If you have an NVIDIA hardware, you might consider
CuArrays.jl which is one of the backends of
GPUArrays. It supports FFT (have a look at the
test for example).
CuArrays depends on CUDAnative, so yes they both work together:
CUDAnative if you need the granularity, CuArrays if you are fine with array-based abstractions (which are pretty powerful, as they support broadcasting arbitrary user code). GPUArrays is the vendor-neutral version of these packages which has CuArrays/CUDAnative as a back-end but with vendor-neutral abstractions (covering fewer features though).
Both are supported by CUDAdrv/CUDAnative, but not by CuArrays yet. If you have compelling use cases, or ideas about API design, feel free to file issues on the CuArrays.jl repository.
Yes, if you pass a GPUArray (CuArray, specifically) to a
@cuda invocation, all should work. The vendor-neutral alternative here is to use GPUArray’s
gpu_call, but as I said not all CUDAnative features are covered by GPUArray’s kernel programming API.
Thanks for the answers. I might have a think about how to add stream support to CuArrays - would it be possible to have a macro that set the stream number for a given code block? Could a similar mechanism to the array bounds checking macros be used or do they require compiler support?. In the mean time, I’m hoping I can use CuArrays as a reference for calling cuFFT directly but add in the code to specify streams. Hopefully I just need to add a call to cufftSetStream.

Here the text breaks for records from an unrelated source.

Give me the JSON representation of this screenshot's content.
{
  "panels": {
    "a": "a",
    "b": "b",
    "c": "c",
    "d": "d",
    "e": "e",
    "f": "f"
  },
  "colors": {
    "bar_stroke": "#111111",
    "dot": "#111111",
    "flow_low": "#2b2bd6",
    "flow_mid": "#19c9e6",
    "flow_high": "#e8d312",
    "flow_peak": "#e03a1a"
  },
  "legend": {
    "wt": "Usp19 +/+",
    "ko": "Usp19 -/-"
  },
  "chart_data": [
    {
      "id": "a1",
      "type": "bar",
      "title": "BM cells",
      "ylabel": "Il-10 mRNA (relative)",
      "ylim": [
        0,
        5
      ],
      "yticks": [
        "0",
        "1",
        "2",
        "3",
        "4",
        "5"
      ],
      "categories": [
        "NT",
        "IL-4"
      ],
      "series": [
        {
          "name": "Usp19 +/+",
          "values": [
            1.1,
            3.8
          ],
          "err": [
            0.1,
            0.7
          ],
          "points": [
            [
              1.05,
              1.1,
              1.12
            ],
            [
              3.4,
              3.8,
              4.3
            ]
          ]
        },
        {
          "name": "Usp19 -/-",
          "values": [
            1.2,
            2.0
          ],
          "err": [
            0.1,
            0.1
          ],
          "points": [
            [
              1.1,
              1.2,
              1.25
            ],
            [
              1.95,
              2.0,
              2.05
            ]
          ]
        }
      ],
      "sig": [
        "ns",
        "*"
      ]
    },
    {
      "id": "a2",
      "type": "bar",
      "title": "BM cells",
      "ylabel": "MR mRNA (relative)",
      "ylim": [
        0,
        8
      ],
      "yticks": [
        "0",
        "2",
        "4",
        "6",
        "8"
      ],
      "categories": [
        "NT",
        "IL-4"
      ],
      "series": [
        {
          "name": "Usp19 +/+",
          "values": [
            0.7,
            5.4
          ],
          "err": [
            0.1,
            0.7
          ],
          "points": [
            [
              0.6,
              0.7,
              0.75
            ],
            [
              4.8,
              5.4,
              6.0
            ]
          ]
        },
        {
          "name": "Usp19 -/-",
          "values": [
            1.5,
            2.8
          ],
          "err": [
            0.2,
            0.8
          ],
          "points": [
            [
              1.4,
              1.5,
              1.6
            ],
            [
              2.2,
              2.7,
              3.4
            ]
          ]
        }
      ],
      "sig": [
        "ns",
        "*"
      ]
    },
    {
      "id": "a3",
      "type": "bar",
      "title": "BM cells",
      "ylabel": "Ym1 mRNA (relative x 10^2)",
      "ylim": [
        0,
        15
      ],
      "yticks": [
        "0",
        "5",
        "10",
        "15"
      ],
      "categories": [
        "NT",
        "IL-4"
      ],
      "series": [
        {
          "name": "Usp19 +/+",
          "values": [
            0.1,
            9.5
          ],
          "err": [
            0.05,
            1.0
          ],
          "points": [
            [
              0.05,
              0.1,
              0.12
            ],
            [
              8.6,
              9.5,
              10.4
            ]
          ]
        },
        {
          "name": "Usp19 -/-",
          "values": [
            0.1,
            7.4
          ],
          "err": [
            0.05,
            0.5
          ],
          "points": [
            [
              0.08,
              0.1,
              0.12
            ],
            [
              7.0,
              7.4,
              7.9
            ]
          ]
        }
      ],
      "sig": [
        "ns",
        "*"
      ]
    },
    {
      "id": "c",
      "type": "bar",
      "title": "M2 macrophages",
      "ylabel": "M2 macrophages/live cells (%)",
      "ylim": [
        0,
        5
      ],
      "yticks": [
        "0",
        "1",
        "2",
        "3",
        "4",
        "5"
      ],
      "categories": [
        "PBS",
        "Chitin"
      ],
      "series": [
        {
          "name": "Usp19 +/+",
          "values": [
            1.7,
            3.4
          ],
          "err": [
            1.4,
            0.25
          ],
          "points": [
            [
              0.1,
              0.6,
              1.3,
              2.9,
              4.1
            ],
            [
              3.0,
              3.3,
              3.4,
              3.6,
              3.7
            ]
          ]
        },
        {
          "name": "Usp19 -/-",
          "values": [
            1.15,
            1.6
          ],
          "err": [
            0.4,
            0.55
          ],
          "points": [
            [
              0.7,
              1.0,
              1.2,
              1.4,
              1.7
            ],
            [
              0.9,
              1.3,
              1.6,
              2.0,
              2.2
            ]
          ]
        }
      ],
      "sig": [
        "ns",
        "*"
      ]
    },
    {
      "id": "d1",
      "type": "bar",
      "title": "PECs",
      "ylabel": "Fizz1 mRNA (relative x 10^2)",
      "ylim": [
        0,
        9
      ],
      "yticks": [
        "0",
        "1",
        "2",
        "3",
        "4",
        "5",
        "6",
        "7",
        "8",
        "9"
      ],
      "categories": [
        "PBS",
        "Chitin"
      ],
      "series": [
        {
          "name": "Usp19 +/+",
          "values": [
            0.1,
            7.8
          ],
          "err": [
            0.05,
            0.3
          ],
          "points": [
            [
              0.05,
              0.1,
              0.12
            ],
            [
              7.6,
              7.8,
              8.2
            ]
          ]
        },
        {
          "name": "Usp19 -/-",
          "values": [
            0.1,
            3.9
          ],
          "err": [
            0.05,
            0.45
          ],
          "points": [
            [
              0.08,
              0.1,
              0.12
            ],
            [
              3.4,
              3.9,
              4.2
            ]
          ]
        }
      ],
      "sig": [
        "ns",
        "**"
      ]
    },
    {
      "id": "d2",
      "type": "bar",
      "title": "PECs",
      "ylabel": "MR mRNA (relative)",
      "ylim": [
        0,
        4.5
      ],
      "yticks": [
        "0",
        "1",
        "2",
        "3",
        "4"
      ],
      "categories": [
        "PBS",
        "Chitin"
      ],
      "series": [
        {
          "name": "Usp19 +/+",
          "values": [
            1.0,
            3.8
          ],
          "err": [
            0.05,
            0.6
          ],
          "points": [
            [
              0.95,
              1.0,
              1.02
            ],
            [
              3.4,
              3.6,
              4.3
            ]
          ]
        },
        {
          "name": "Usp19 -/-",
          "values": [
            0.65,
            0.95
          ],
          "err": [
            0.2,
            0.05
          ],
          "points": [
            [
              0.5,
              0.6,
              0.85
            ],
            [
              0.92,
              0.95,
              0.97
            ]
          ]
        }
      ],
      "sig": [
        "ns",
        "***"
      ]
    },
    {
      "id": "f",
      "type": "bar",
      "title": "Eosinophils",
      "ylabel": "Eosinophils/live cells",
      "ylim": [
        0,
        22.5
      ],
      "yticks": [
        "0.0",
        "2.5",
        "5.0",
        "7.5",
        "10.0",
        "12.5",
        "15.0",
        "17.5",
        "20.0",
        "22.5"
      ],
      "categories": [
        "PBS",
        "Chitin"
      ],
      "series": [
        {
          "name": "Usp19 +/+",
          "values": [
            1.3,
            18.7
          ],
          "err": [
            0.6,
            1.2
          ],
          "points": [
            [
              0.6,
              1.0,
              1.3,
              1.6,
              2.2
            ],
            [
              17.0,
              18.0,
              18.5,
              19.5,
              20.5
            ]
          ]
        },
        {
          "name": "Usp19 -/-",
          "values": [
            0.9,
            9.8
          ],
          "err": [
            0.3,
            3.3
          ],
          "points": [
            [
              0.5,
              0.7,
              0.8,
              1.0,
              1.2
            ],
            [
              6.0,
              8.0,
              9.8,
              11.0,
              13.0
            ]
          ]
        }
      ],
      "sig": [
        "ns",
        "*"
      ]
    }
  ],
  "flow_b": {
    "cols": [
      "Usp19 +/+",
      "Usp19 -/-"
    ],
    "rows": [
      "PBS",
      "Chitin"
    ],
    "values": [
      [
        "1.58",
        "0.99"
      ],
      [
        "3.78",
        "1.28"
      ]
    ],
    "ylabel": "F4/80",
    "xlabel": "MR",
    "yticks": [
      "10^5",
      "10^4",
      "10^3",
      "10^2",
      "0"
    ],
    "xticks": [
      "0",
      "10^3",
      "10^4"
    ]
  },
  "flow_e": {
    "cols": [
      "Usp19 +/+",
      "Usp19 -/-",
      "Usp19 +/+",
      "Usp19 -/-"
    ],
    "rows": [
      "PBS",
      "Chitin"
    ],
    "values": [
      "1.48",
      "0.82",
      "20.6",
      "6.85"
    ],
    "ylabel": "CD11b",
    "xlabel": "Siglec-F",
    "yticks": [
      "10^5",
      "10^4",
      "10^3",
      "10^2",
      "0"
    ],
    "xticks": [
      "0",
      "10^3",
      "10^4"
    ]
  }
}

I haven’t really put much thought in it either, but we’d probably need to maintain a global
current_stream (that defaults to the default stream), and pass that around appropriately (ie. to all libraries we wrap). Or switch streams for the libraries when the user requests it. It’d be smart to have a look at how other array libraries tackle this (eg. ArrayFire).
would it be possible to have a macro that set the stream number for a given code block
Sure, a do-block would probably be sufficient though.